I’ve watched a bunch of videos, read a bunch of articles and gone through a bunch of different threads about adjusting carbs. I understand how adjustments are done. I know now what I need to listen for and I know what to expect, with and without load. I’m even ordering a tachometer so I can double check my work.

I do still have some questions though:


1. The increase in altitude reduces the atmospheric pressure and air density…. so logically, IF Echo set my saw to 1100 FT above sea level at the factory, then in theory, running it up here out of the box should cause it to run rich, not lean. Right? So technically, running it out of the box as it comes will reduce performance, because of the increased lubrication, it was probably good for breaking it in. Right? I suspect the adjustments I have to do would be to lean it out a little bit.

2. I understand what the plastic limiter caps do and why they are there.

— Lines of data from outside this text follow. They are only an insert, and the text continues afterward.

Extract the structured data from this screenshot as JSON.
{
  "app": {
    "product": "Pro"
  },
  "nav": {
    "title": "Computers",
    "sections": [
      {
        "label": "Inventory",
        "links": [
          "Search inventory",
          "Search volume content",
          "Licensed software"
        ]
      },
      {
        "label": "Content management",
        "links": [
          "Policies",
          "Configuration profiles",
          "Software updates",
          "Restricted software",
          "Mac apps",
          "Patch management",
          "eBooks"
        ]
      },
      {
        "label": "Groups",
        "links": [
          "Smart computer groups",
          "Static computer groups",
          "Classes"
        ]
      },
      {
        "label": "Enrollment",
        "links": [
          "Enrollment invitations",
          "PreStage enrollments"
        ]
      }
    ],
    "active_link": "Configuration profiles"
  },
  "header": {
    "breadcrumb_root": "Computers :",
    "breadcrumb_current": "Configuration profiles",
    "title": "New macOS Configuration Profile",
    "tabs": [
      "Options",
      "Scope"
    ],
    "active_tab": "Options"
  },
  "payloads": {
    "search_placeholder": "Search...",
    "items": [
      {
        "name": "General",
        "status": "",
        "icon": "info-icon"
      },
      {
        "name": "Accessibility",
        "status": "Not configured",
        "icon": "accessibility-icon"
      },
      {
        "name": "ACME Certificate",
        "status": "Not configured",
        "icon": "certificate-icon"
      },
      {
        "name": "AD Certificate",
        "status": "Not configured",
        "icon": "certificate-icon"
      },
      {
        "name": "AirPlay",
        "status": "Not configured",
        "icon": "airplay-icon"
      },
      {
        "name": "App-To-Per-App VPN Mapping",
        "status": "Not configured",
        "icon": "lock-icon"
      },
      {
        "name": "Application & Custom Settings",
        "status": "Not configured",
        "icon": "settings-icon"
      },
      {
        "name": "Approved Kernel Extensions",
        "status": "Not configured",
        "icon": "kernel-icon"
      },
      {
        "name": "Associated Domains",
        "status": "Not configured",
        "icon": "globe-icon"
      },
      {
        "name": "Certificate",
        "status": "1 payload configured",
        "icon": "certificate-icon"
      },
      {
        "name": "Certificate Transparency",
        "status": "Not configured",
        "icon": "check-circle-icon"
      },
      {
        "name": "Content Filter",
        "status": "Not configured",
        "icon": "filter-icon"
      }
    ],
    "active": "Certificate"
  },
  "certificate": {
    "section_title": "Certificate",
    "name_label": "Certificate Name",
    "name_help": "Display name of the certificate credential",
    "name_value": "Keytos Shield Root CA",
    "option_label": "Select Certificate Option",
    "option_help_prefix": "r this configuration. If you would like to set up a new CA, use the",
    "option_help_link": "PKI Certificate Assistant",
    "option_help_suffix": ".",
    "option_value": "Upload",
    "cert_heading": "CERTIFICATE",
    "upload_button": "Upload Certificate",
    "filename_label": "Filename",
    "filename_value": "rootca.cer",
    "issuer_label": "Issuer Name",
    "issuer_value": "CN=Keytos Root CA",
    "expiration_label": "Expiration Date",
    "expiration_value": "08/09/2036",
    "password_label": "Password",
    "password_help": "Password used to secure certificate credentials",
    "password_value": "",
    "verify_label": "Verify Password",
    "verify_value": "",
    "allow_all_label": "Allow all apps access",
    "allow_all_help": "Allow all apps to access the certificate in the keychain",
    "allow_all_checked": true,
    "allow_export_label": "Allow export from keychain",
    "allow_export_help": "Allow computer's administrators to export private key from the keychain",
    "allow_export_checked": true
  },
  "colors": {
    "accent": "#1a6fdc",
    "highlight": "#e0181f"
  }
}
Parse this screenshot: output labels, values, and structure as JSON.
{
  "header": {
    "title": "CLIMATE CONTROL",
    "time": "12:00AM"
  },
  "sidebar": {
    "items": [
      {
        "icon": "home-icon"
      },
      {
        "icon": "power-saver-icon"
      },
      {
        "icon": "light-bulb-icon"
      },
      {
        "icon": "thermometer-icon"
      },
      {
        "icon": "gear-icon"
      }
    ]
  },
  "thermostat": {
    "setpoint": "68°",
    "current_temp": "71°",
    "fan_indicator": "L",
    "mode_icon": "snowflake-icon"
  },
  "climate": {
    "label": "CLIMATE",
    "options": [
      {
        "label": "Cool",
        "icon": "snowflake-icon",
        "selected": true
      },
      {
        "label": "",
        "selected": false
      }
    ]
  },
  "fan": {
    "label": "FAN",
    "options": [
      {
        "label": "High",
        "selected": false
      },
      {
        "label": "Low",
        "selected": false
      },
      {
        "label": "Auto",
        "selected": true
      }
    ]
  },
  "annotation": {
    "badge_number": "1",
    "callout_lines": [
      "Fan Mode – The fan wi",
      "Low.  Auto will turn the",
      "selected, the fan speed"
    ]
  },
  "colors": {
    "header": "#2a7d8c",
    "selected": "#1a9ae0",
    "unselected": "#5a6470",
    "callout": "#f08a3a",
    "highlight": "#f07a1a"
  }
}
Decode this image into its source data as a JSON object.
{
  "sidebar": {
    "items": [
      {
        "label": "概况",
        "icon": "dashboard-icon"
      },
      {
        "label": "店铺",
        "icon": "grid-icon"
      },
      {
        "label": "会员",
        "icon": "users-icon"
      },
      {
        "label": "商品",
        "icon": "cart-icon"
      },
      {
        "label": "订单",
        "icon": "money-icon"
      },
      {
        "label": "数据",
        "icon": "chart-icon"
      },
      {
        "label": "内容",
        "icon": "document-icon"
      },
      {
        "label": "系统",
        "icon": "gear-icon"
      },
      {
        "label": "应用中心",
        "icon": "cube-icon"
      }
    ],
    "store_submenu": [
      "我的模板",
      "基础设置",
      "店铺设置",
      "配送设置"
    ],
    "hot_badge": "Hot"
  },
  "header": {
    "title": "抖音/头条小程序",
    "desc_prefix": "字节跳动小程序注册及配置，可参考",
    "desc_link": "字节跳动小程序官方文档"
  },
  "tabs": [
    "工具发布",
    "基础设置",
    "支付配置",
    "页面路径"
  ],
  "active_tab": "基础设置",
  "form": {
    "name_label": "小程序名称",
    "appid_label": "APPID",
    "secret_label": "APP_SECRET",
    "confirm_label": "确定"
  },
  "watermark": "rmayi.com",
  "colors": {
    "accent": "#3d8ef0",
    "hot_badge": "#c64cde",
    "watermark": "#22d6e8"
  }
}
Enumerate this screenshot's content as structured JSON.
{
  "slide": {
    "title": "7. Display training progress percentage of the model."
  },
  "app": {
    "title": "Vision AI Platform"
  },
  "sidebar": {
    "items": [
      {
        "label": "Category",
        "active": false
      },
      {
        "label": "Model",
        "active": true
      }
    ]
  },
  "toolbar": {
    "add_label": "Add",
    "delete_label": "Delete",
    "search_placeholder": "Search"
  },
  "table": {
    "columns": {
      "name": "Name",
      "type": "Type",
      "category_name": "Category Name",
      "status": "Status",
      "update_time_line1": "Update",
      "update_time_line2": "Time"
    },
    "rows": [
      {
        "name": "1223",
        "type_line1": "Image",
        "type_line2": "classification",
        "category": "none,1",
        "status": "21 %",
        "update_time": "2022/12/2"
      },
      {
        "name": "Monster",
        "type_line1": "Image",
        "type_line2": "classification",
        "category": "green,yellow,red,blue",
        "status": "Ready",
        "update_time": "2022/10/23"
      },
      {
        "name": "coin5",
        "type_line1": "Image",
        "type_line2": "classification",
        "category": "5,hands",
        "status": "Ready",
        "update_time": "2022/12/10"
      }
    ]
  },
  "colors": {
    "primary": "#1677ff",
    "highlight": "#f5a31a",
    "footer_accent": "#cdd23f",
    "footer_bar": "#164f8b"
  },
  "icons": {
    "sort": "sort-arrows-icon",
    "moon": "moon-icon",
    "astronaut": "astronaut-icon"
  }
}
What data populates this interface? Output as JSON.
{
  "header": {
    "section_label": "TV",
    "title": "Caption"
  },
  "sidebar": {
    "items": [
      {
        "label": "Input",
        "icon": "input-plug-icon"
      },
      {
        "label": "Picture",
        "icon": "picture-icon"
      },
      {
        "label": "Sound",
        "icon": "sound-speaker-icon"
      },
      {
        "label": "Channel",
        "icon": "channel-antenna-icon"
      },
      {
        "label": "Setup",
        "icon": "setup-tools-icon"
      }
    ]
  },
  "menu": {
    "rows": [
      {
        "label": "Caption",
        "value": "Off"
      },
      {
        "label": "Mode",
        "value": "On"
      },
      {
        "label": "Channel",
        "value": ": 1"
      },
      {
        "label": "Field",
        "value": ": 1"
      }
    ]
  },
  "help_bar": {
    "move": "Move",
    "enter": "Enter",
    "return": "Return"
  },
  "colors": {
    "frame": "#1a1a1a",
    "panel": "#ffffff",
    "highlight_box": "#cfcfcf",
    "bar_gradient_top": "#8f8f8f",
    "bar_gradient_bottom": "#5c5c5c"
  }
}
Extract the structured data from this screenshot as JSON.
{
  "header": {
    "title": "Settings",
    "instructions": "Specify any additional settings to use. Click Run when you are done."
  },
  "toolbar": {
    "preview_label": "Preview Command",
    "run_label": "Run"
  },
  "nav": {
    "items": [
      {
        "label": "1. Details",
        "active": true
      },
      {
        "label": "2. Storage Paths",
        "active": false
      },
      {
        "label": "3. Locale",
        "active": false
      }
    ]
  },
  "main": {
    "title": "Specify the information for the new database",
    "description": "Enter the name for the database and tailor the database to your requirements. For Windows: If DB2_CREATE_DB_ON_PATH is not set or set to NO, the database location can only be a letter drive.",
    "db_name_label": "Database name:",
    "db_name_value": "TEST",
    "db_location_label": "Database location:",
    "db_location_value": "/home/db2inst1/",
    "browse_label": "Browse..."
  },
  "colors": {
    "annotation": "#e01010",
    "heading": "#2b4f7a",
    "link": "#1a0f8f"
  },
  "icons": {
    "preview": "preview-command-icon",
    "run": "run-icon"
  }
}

I also understand they limit the amount of adjustment you can do. However, what I do not know if this… If I’m not modding my saws and only want to adjust for altitude, can I still adjust with those caps on? As in, will they prevent ANY adjustment at all? For example, say the dealer wants to make an adjustment. Do they remove them completely, or do they adjust with them on? I understand that keeping them on will prevent me from using the approach of turning them completely clockwise to start an adjustment from scratch. But if I don’t need to do that, then I might be OK.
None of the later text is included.